Case Studies in Construction Materials (Dec 2024)
Machine learning prediction of recycled concrete powder with experimental validation and life cycle assessment study
Abstract
The environmental effect of the construction sector has recently drawn attention, leading to research which promotes sustainability. Therefore, different researcher recommends different alternative materials such as fly ash, waste glass red mud and solid waste. Environmental sustainability and mechanical performance are two major concerns in the construction industry. Furthermore, the complex internal relationships between the components of such concrete determine the mix design, which is crucial for attaining the required compressive strength. This study addresses two key issues associated with the current concrete production. First, it uses recycled concrete powder (RCP) as a cement replacement (0 %, 5 %, 10 %, and 15 %) to promote sustainability and the undesirable impact of cement on the environment.
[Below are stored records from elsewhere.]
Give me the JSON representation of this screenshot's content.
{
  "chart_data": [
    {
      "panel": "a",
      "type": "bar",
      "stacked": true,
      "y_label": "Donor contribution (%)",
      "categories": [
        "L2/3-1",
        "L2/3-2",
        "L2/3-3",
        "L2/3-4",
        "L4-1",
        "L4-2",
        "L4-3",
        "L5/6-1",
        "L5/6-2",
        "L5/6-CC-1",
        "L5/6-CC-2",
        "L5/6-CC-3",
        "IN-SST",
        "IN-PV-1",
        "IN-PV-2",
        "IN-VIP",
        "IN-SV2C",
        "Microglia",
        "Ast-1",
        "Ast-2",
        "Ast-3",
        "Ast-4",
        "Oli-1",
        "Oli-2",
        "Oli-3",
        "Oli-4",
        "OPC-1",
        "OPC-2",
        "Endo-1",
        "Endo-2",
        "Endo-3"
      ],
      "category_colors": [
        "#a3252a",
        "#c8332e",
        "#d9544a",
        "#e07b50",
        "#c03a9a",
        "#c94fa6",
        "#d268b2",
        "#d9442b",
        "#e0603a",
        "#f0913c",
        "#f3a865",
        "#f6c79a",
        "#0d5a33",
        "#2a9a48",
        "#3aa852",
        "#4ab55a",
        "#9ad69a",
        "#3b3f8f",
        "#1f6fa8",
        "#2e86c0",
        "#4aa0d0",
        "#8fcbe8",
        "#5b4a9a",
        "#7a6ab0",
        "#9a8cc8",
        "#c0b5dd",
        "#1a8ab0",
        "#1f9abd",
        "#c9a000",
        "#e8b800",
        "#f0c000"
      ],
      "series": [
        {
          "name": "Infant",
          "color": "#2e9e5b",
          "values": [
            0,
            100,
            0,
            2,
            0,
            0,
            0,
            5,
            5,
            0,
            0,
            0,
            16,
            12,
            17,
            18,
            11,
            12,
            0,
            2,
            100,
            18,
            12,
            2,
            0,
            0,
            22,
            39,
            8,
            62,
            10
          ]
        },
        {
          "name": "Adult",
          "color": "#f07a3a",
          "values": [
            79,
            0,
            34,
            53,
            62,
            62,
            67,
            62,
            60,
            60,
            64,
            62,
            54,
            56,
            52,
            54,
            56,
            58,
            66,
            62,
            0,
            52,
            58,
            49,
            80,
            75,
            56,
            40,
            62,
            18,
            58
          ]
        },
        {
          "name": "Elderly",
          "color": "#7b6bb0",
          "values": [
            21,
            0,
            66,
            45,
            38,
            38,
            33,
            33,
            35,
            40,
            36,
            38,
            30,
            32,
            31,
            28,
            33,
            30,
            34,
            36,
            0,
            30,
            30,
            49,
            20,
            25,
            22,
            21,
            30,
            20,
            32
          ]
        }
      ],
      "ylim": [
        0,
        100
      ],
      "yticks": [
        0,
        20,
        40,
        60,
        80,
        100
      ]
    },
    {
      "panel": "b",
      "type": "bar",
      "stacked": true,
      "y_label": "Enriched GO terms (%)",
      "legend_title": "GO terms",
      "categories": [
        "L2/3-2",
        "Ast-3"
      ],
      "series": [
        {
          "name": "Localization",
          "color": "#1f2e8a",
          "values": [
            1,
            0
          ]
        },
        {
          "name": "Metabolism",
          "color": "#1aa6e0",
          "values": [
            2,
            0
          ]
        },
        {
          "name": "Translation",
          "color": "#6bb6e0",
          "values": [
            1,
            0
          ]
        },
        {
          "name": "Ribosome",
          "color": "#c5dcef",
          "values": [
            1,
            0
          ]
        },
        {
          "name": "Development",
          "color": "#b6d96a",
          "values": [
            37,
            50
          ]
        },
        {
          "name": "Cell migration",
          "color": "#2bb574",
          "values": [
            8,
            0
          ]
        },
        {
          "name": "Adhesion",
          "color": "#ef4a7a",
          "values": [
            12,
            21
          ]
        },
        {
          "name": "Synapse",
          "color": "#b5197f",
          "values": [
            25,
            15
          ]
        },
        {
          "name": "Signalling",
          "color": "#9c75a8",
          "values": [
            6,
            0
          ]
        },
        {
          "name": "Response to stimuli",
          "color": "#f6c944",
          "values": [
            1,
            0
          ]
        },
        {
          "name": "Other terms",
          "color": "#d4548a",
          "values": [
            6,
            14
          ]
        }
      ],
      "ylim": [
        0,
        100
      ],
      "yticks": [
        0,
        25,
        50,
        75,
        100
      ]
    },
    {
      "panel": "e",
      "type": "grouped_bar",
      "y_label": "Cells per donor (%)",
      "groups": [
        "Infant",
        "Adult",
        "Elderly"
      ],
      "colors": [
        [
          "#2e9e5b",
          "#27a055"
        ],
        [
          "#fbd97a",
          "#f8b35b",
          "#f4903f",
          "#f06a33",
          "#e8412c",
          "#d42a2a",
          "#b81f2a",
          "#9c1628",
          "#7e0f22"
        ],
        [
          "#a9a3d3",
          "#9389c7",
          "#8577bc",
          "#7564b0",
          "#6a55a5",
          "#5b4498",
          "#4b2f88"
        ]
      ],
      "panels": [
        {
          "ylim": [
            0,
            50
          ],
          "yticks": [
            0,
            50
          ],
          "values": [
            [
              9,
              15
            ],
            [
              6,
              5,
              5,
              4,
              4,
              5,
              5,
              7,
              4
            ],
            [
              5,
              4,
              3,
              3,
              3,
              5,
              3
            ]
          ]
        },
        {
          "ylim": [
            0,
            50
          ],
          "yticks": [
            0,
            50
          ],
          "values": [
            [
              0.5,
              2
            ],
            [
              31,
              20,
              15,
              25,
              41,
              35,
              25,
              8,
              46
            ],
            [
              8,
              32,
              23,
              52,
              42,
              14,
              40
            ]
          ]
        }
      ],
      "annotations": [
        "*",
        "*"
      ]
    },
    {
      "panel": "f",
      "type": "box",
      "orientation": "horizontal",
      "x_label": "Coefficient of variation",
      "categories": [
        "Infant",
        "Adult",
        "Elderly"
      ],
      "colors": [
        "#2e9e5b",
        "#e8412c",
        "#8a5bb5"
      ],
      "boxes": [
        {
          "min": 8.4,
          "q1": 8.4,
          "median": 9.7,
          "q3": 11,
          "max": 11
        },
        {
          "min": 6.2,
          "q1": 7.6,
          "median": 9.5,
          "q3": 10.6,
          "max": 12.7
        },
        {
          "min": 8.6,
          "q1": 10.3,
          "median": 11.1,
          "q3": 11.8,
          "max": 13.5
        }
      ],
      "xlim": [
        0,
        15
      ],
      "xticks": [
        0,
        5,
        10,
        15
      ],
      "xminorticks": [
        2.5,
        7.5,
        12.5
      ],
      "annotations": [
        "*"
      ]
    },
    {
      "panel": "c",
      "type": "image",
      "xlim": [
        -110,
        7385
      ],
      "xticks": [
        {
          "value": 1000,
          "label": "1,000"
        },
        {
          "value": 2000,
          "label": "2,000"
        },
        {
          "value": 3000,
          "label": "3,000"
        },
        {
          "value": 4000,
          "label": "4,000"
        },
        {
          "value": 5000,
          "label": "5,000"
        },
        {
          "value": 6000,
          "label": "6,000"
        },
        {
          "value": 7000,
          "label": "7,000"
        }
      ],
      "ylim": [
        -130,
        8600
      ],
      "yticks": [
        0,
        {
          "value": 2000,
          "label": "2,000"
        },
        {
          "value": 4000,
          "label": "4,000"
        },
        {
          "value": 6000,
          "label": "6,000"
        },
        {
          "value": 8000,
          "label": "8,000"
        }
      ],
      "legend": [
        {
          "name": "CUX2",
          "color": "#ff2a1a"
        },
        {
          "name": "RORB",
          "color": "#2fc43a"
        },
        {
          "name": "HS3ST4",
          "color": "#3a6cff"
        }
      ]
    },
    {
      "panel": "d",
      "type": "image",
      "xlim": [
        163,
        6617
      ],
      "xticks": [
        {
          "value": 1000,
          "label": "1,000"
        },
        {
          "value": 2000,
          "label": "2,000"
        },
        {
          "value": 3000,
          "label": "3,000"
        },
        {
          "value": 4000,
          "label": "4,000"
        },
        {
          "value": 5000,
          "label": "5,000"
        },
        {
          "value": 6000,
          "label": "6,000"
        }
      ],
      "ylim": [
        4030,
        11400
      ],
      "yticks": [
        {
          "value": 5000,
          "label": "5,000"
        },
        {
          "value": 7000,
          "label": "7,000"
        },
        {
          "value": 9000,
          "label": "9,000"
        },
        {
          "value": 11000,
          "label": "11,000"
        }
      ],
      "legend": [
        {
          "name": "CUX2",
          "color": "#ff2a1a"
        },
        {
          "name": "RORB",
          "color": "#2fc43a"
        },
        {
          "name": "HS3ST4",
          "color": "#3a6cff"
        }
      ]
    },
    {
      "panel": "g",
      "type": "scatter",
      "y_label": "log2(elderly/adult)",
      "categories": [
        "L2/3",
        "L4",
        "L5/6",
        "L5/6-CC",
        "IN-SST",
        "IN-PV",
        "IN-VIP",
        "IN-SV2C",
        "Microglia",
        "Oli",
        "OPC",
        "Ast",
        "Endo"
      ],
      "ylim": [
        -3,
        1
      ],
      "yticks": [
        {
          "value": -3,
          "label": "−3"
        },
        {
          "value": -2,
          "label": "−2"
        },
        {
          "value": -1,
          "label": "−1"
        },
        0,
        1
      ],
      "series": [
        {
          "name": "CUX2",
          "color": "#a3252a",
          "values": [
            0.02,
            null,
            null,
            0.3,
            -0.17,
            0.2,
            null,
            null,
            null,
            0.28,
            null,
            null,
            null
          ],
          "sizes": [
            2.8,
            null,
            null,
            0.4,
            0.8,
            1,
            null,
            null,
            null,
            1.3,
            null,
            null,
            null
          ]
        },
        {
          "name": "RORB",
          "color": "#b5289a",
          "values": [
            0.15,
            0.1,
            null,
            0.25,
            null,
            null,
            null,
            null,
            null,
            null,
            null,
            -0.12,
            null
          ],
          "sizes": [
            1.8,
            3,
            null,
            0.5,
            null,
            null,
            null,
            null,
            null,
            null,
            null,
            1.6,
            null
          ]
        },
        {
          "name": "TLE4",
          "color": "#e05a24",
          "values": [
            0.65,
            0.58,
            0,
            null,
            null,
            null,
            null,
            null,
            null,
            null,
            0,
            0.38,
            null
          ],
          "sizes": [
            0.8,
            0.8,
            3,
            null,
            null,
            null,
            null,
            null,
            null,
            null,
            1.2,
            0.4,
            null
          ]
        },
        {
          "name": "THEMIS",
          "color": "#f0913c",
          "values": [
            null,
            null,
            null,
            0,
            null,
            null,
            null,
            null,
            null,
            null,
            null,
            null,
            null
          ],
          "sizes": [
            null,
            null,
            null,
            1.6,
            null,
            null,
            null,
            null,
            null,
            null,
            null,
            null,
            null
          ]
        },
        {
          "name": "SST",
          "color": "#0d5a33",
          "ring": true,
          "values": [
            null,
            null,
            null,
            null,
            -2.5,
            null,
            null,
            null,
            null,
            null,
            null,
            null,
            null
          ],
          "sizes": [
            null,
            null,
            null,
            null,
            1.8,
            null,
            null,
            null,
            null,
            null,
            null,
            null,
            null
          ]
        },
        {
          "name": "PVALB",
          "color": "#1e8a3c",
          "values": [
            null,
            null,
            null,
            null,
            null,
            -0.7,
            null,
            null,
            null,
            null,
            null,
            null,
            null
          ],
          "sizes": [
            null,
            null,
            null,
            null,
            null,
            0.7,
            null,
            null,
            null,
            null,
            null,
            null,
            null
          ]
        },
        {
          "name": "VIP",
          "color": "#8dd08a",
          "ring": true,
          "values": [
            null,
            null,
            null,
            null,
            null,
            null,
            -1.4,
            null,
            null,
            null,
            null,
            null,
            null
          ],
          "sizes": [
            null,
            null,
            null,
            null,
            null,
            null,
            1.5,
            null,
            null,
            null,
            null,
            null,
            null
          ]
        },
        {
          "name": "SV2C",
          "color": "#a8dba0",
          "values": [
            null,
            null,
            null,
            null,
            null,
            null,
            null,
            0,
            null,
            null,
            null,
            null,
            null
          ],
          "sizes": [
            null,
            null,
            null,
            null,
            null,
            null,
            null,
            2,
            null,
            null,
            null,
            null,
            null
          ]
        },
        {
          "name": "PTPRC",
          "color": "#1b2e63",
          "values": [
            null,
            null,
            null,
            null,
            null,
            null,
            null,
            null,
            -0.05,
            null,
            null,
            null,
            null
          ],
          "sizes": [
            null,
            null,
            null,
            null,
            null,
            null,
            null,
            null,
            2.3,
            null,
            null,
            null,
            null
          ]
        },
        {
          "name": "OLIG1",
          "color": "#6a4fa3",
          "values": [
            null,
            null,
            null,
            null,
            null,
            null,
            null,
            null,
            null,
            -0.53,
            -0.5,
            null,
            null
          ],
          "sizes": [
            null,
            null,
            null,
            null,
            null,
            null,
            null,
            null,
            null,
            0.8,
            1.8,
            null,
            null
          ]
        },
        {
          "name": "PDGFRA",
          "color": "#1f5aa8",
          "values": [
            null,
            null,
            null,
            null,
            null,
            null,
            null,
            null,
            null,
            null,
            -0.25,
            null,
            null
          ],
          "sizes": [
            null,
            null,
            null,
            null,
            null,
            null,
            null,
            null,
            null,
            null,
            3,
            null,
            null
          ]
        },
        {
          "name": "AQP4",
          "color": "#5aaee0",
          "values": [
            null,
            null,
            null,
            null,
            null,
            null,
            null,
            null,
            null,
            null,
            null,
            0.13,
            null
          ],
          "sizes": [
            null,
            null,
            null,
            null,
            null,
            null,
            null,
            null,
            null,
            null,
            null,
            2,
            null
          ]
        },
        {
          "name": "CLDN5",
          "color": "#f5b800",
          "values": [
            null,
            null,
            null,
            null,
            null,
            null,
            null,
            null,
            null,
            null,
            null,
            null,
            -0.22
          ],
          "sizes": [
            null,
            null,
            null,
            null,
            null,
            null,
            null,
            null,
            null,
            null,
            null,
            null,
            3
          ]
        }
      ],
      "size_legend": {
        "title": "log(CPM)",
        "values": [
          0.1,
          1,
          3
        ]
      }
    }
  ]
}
Secondly, it proposes a predictive model based on machine learning for the compressive strength of RCP based concrete. A comprehensive dataset containing 270 experimental data points was compiled to train and test various machine learning (ML) models. The experimental results indicated that the optimum RCP mix with 10 % replacement, achieved a compressive strength that was 15.8 % higher than that of the reference concrete without RCP. Furthermore, scanning electronic microscopy indicates that internal structure improved with RCP due to filling and pozzolanic reaction. ML models indicate that Gradient Boosting was found to be the most precise, exhibiting the highest coefficient of determination with the lowest values for root mean squared error and mean absolute error. These findings provide valuable insights for engineers, contractors, and stakeholders, facilitating enhanced design optimization and promoting the efficient use of resources in concrete construction projects.